We were not meant to be inundated by cement, asphalt, glass and metal, and deprived of physical contact with nature.
The human environment and the natural environment deteriorate together; we cannot adequately combat environmental degradation unless we attend to causes related to human and social degradation. (Location 564)
“Both everyday experience and scientific research show that the gravest effects of all attacks on the environment are suffered by the poorest.”
Today, however, we have to realize that a true ecological approach always becomes a social approach; it must integrate questions of justice in debates on the environment, so as to hear both the cry of the earth and the cry of the poor. (Loc. 580)
And now for some other voices:
What happened in the first years of the seventeenth century was no gradual development, no addition to what had gone before, but a complete break with the past and a radical new beginning.
This modern belief in reason, with science as its handmaiden, was inherently optimistic; it confidently adhered to the notion of progress. As humankind’s understanding of the universe and its mechanisms increased, so too did its ability to gain control over nature and improve the conditions of human life.
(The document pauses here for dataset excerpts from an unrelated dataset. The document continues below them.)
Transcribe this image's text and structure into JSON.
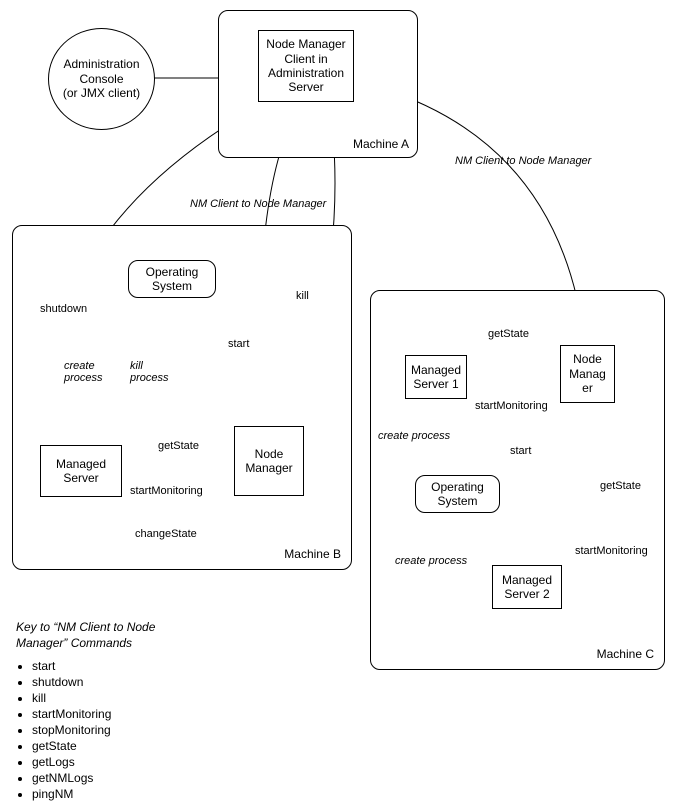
{
  "adminConsole": "Administration\nConsole\n(or JMX client)",
  "nmClient": "Node Manager\nClient in\nAdministration\nServer",
  "machineA": {
    "label": "Machine A"
  },
  "machineB": {
    "label": "Machine B",
    "os": "Operating\nSystem",
    "nodeManager": "Node\nManager",
    "managedServer": "Managed\nServer"
  },
  "machineC": {
    "label": "Machine C",
    "nodeManager": "Node\nManag\ner",
    "managedServer1": "Managed\nServer 1",
    "managedServer2": "Managed\nServer 2",
    "os": "Operating\nSystem"
  },
  "edges": {
    "nmClientToNodeManager": "NM Client to Node Manager",
    "shutdown": "shutdown",
    "kill": "kill",
    "start": "start",
    "createProcess": "create\nprocess",
    "killProcess": "kill\nprocess",
    "getState": "getState",
    "startMonitoring": "startMonitoring",
    "changeState": "changeState",
    "createProcessInline": "create process"
  },
  "key": {
    "title": "Key to “NM Client to Node\nManager” Commands",
    "items": [
      "start",
      "shutdown",
      "kill",
      "startMonitoring",
      "stopMonitoring",
      "getState",
      "getLogs",
      "getNMLogs",
      "pingNM"
    ]
  }
}
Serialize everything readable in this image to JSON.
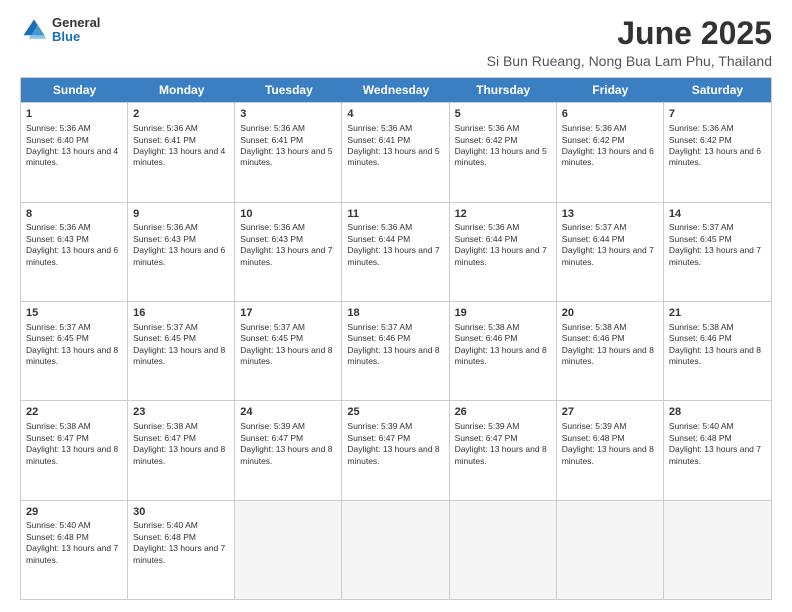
{
  "logo": {
    "general": "General",
    "blue": "Blue"
  },
  "title": "June 2025",
  "subtitle": "Si Bun Rueang, Nong Bua Lam Phu, Thailand",
  "calendar": {
    "headers": [
      "Sunday",
      "Monday",
      "Tuesday",
      "Wednesday",
      "Thursday",
      "Friday",
      "Saturday"
    ],
    "rows": [
      [
        {
          "day": "1",
          "rise": "Sunrise: 5:36 AM",
          "set": "Sunset: 6:40 PM",
          "daylight": "Daylight: 13 hours and 4 minutes."
        },
        {
          "day": "2",
          "rise": "Sunrise: 5:36 AM",
          "set": "Sunset: 6:41 PM",
          "daylight": "Daylight: 13 hours and 4 minutes."
        },
        {
          "day": "3",
          "rise": "Sunrise: 5:36 AM",
          "set": "Sunset: 6:41 PM",
          "daylight": "Daylight: 13 hours and 5 minutes."
        },
        {
          "day": "4",
          "rise": "Sunrise: 5:36 AM",
          "set": "Sunset: 6:41 PM",
          "daylight": "Daylight: 13 hours and 5 minutes."
        },
        {
          "day": "5",
          "rise": "Sunrise: 5:36 AM",
          "set": "Sunset: 6:42 PM",
          "daylight": "Daylight: 13 hours and 5 minutes."
        },
        {
          "day": "6",
          "rise": "Sunrise: 5:36 AM",
          "set": "Sunset: 6:42 PM",
          "daylight": "Daylight: 13 hours and 6 minutes."
        },
        {
          "day": "7",
          "rise": "Sunrise: 5:36 AM",
          "set": "Sunset: 6:42 PM",
          "daylight": "Daylight: 13 hours and 6 minutes."
        }
      ],
      [
        {
          "day": "8",
          "rise": "Sunrise: 5:36 AM",
          "set": "Sunset: 6:43 PM",
          "daylight": "Daylight: 13 hours and 6 minutes."
        },
        {
          "day": "9",
          "rise": "Sunrise: 5:36 AM",
          "set": "Sunset: 6:43 PM",
          "daylight": "Daylight: 13 hours and 6 minutes."
        },
        {
          "day": "10",
          "rise": "Sunrise: 5:36 AM",
          "set": "Sunset: 6:43 PM",
          "daylight": "Daylight: 13 hours and 7 minutes."
        },
        {
          "day": "11",
          "rise": "Sunrise: 5:36 AM",
          "set": "Sunset: 6:44 PM",
          "daylight": "Daylight: 13 hours and 7 minutes."
        },
        {
          "day": "12",
          "rise": "Sunrise: 5:36 AM",
          "set": "Sunset: 6:44 PM",
          "daylight": "Daylight: 13 hours and 7 minutes."
        },
        {
          "day": "13",
          "rise": "Sunrise: 5:37 AM",
          "set": "Sunset: 6:44 PM",
          "daylight": "Daylight: 13 hours and 7 minutes."
        },
        {
          "day": "14",
          "rise": "Sunrise: 5:37 AM",
          "set": "Sunset: 6:45 PM",
          "daylight": "Daylight: 13 hours and 7 minutes."
        }
      ],
      [
        {
          "day": "15",
          "rise": "Sunrise: 5:37 AM",
          "set": "Sunset: 6:45 PM",
          "daylight": "Daylight: 13 hours and 8 minutes."
        },
        {
          "day": "16",
          "rise": "Sunrise: 5:37 AM",
          "set": "Sunset: 6:45 PM",
          "daylight": "Daylight: 13 hours and 8 minutes."
        },
        {
          "day": "17",
          "rise": "Sunrise: 5:37 AM",
          "set": "Sunset: 6:45 PM",
          "daylight": "Daylight: 13 hours and 8 minutes."
        },
        {
          "day": "18",
          "rise": "Sunrise: 5:37 AM",
          "set": "Sunset: 6:46 PM",
          "daylight": "Daylight: 13 hours and 8 minutes."
        },
        {
          "day": "19",
          "rise": "Sunrise: 5:38 AM",
          "set": "Sunset: 6:46 PM",
          "daylight": "Daylight: 13 hours and 8 minutes."
        },
        {
          "day": "20",
          "rise": "Sunrise: 5:38 AM",
          "set": "Sunset: 6:46 PM",
          "daylight": "Daylight: 13 hours and 8 minutes."
        },
        {
          "day": "21",
          "rise": "Sunrise: 5:38 AM",
          "set": "Sunset: 6:46 PM",
          "daylight": "Daylight: 13 hours and 8 minutes."
        }
      ],
      [
        {
          "day": "22",
          "rise": "Sunrise: 5:38 AM",
          "set": "Sunset: 6:47 PM",
          "daylight": "Daylight: 13 hours and 8 minutes."
        },
        {
          "day": "23",
          "rise": "Sunrise: 5:38 AM",
          "set": "Sunset: 6:47 PM",
          "daylight": "Daylight: 13 hours and 8 minutes."
        },
        {
          "day": "24",
          "rise": "Sunrise: 5:39 AM",
          "set": "Sunset: 6:47 PM",
          "daylight": "Daylight: 13 hours and 8 minutes."
        },
        {
          "day": "25",
          "rise": "Sunrise: 5:39 AM",
          "set": "Sunset: 6:47 PM",
          "daylight": "Daylight: 13 hours and 8 minutes."
        },
        {
          "day": "26",
          "rise": "Sunrise: 5:39 AM",
          "set": "Sunset: 6:47 PM",
          "daylight": "Daylight: 13 hours and 8 minutes."
        },
        {
          "day": "27",
          "rise": "Sunrise: 5:39 AM",
          "set": "Sunset: 6:48 PM",
          "daylight": "Daylight: 13 hours and 8 minutes."
        },
        {
          "day": "28",
          "rise": "Sunrise: 5:40 AM",
          "set": "Sunset: 6:48 PM",
          "daylight": "Daylight: 13 hours and 7 minutes."
        }
      ],
      [
        {
          "day": "29",
          "rise": "Sunrise: 5:40 AM",
          "set": "Sunset: 6:48 PM",
          "daylight": "Daylight: 13 hours and 7 minutes."
        },
        {
          "day": "30",
          "rise": "Sunrise: 5:40 AM",
          "set": "Sunset: 6:48 PM",
          "daylight": "Daylight: 13 hours and 7 minutes."
        },
        null,
        null,
        null,
        null,
        null
      ]
    ]
  }
}
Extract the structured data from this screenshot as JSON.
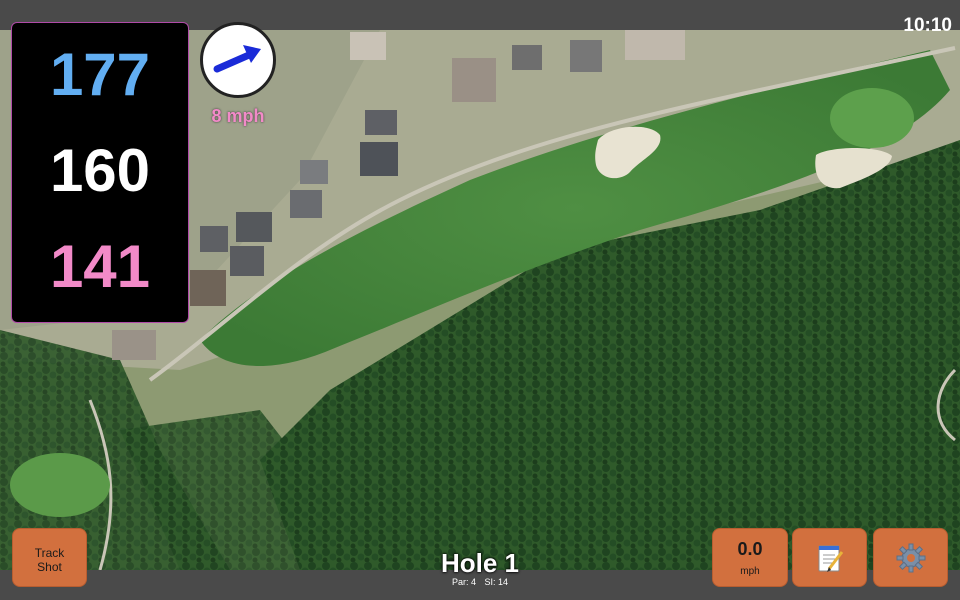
{
  "status": {
    "time": "10:10"
  },
  "distances": {
    "back": "177",
    "middle": "160",
    "front": "141"
  },
  "wind": {
    "speed": "8 mph",
    "direction_icon": "arrow-right-icon"
  },
  "hole": {
    "title": "Hole 1",
    "par": "Par: 4",
    "stroke_index": "SI: 14"
  },
  "buttons": {
    "track_shot_line1": "Track",
    "track_shot_line2": "Shot",
    "speed_value": "0.0",
    "speed_unit": "mph",
    "notes_icon": "notepad-icon",
    "settings_icon": "gear-icon"
  },
  "colors": {
    "back_distance": "#62aef2",
    "middle_distance": "#ffffff",
    "front_distance": "#f28ac8",
    "button_orange": "#d2703e",
    "wind_arrow": "#1a2bd8"
  }
}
The paradox is now fully established that the utmost abstractions are the true weapons with which to control our thought of concrete fact.
The problem of the thing in itself is one of the most puzzling problems in Kant’s philosophy. What makes it so puzzling is the fact that it seems impossible to state the problem without flatly contradicting yourself. The problem is stated in some such way as this: Whatever we know, we know at once intuitively and discursively, that is, by the combined use of our senses and understanding. The only genuine intuition is sensuous intuition, and the only valid use of the understanding is to think about things which we sensuously perceive. The only knowledge, therefore, is an intelligent or thoughtful perception.
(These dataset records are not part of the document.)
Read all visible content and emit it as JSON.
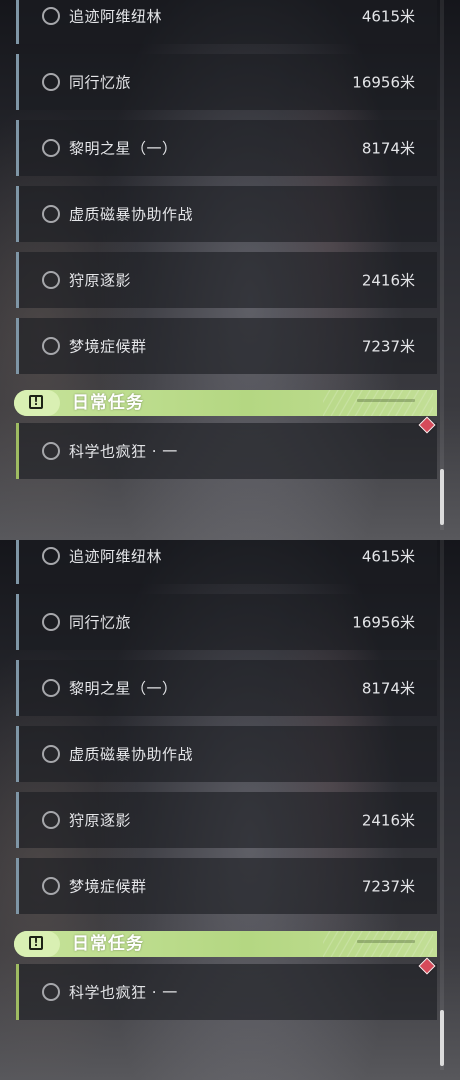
{
  "quest_list": {
    "main_quests": [
      {
        "title": "追迹阿维纽林",
        "distance": "4615米"
      },
      {
        "title": "同行忆旅",
        "distance": "16956米"
      },
      {
        "title": "黎明之星（一）",
        "distance": "8174米"
      },
      {
        "title": "虚质磁暴协助作战",
        "distance": ""
      },
      {
        "title": "狩原逐影",
        "distance": "2416米"
      },
      {
        "title": "梦境症候群",
        "distance": "7237米"
      }
    ],
    "daily_section": {
      "icon": "alert-box-icon",
      "title": "日常任务"
    },
    "daily_quests": [
      {
        "title": "科学也疯狂 · 一",
        "distance": ""
      }
    ]
  },
  "colors": {
    "quest_accent": "#7f96a6",
    "daily_accent": "#9fbc62",
    "daily_header": "#c0df90",
    "marker": "#d64b5a"
  }
}
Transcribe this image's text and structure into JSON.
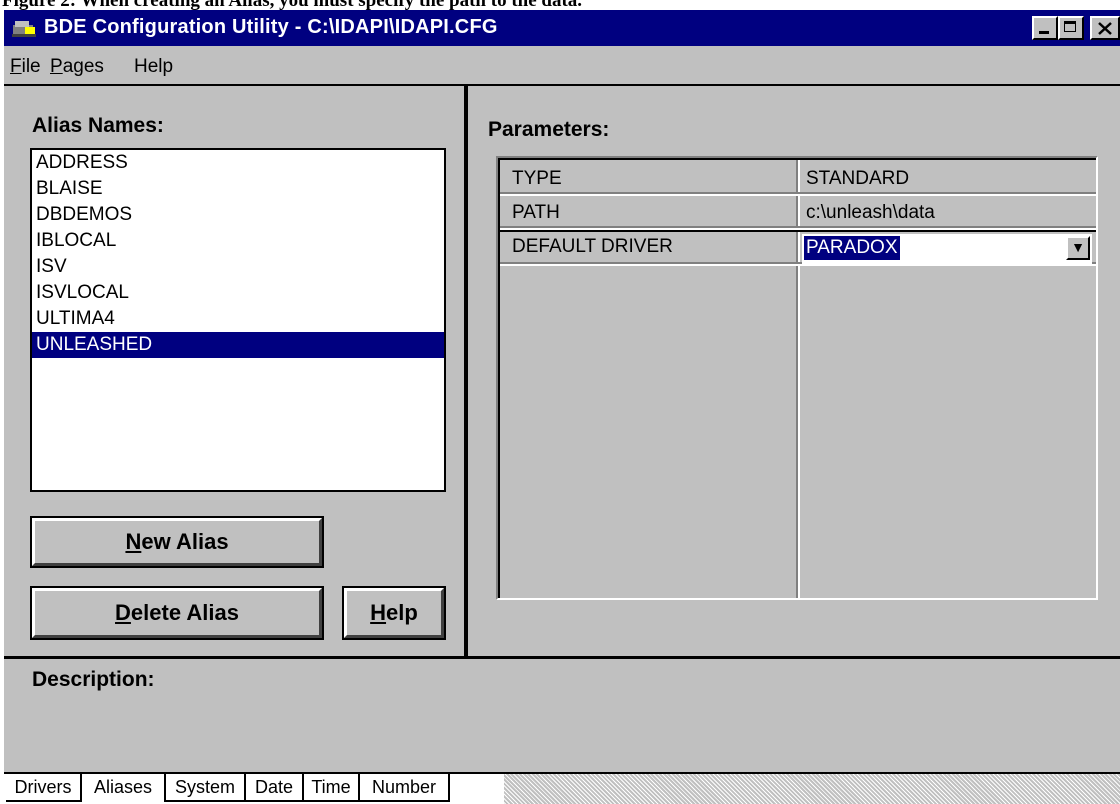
{
  "caption": "Figure 2: When creating an Alias, you must specify the path to the data.",
  "window": {
    "title": "BDE Configuration Utility - C:\\IDAPI\\IDAPI.CFG",
    "icon": "bde-app-icon",
    "controls": {
      "minimize": "minimize-icon",
      "maximize": "maximize-icon",
      "close": "close-icon"
    }
  },
  "menu": [
    {
      "acc": "F",
      "rest": "ile"
    },
    {
      "acc": "P",
      "rest": "ages"
    },
    {
      "acc": "",
      "rest": "Help"
    }
  ],
  "alias_panel": {
    "label": "Alias Names:",
    "items": [
      "ADDRESS",
      "BLAISE",
      "DBDEMOS",
      "IBLOCAL",
      "ISV",
      "ISVLOCAL",
      "ULTIMA4",
      "UNLEASHED"
    ],
    "selected": "UNLEASHED",
    "buttons": {
      "new": {
        "acc": "N",
        "rest": "ew Alias"
      },
      "delete": {
        "acc": "D",
        "rest": "elete Alias"
      },
      "help": {
        "acc": "H",
        "rest": "elp"
      }
    }
  },
  "parameters": {
    "label": "Parameters:",
    "rows": [
      {
        "name": "TYPE",
        "value": "STANDARD"
      },
      {
        "name": "PATH",
        "value": "c:\\unleash\\data"
      },
      {
        "name": "DEFAULT DRIVER",
        "value": "PARADOX"
      }
    ]
  },
  "description": {
    "label": "Description:"
  },
  "tabs": [
    "Drivers",
    "Aliases",
    "System",
    "Date",
    "Time",
    "Number"
  ],
  "active_tab": "Aliases",
  "colors": {
    "titlebar": "#000080",
    "face": "#c0c0c0",
    "selection": "#000080"
  }
}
“The point, therefore, is not that ‘complexity’ is a problem entirely unique to our age. It is rather (1) that ‘complexity’ has now become a crucial and perhaps even unavoidable consideration in many of our most pressing questions about the world and (2) that to deal with ‘complexity’ seriously seems to present some extraordinary difficulties for our understanding” (Langdon Winner, “Complexity and the Limits of Human Understanding,” in Organized Social Complexity: Challenge to Politics and Policy, ed. Todd La Porte [Princeton: Princeton University Press, 1975].
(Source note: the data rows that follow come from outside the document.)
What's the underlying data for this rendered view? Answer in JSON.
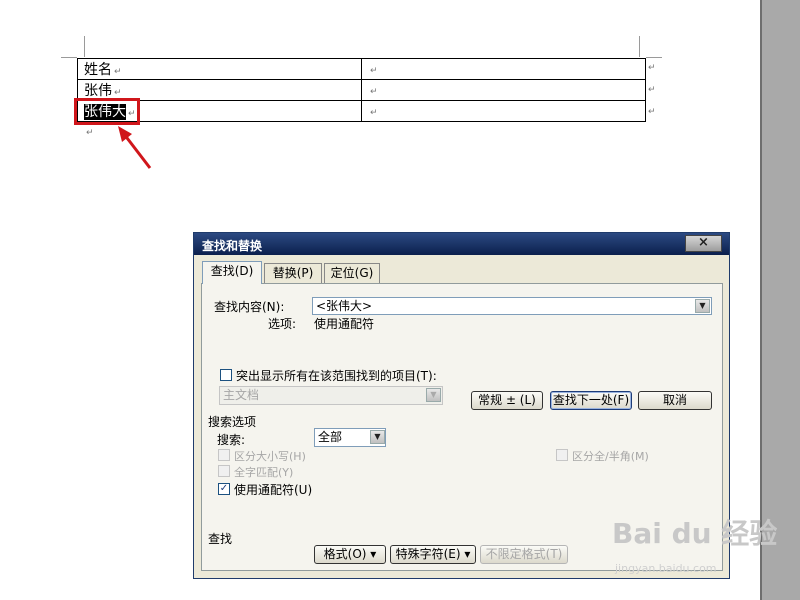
{
  "document": {
    "table": [
      [
        "姓名",
        ""
      ],
      [
        "张伟",
        ""
      ],
      [
        "张伟大",
        ""
      ]
    ],
    "paragraph_mark": "↵"
  },
  "dialog": {
    "title": "查找和替换",
    "close_label": "×",
    "tabs": [
      {
        "label": "查找(D)",
        "active": true
      },
      {
        "label": "替换(P)",
        "active": false
      },
      {
        "label": "定位(G)",
        "active": false
      }
    ],
    "find_label": "查找内容(N):",
    "find_value": "<张伟大>",
    "options_label": "选项:",
    "options_value": "使用通配符",
    "highlight_checkbox_label": "突出显示所有在该范围找到的项目(T):",
    "highlight_checked": false,
    "scope_value": "主文档",
    "buttons": {
      "normal": "常规 ± (L)",
      "find_next": "查找下一处(F)",
      "cancel": "取消"
    },
    "search_options_heading": "搜索选项",
    "search_label": "搜索:",
    "search_value": "全部",
    "checkboxes": [
      {
        "label": "区分大小写(H)",
        "checked": false,
        "enabled": false
      },
      {
        "label": "全字匹配(Y)",
        "checked": false,
        "enabled": false
      },
      {
        "label": "使用通配符(U)",
        "checked": true,
        "enabled": true
      }
    ],
    "halfwidth_label": "区分全/半角(M)",
    "halfwidth_checked": false,
    "find_section_label": "查找",
    "bottom_buttons": {
      "format": "格式(O) ▾",
      "special": "特殊字符(E) ▾",
      "no_format": "不限定格式(T)"
    }
  },
  "watermark": {
    "logo": "Bai du 经验",
    "url": "jingyan.baidu.com"
  },
  "colors": {
    "titlebar": "#0b1f4d",
    "highlight_box": "#d0161b",
    "dialog_bg": "#ece9d8"
  }
}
The appeal of demagogues lies in their ability to take a generalized discontent, the mood of drift, resentment, disillusionment and economic shakiness, and transform it into a plan for doing something. They make inaction seem morally degrading. And many young men and women become eager to transform their powerlessness into an irrepressible rage to hurt or destroy.
Burke’s horrified reaction to the killing of the French king and queen helps point us toward another, far fiercer right-wing critique of liberalism. That assault finds in liberalism a fatal overreliance on reason. It shares Burke’s sense of the chaos that could follow from the belief that society should be remade all at once on the basis of a big idea, with tradition and custom annihilated.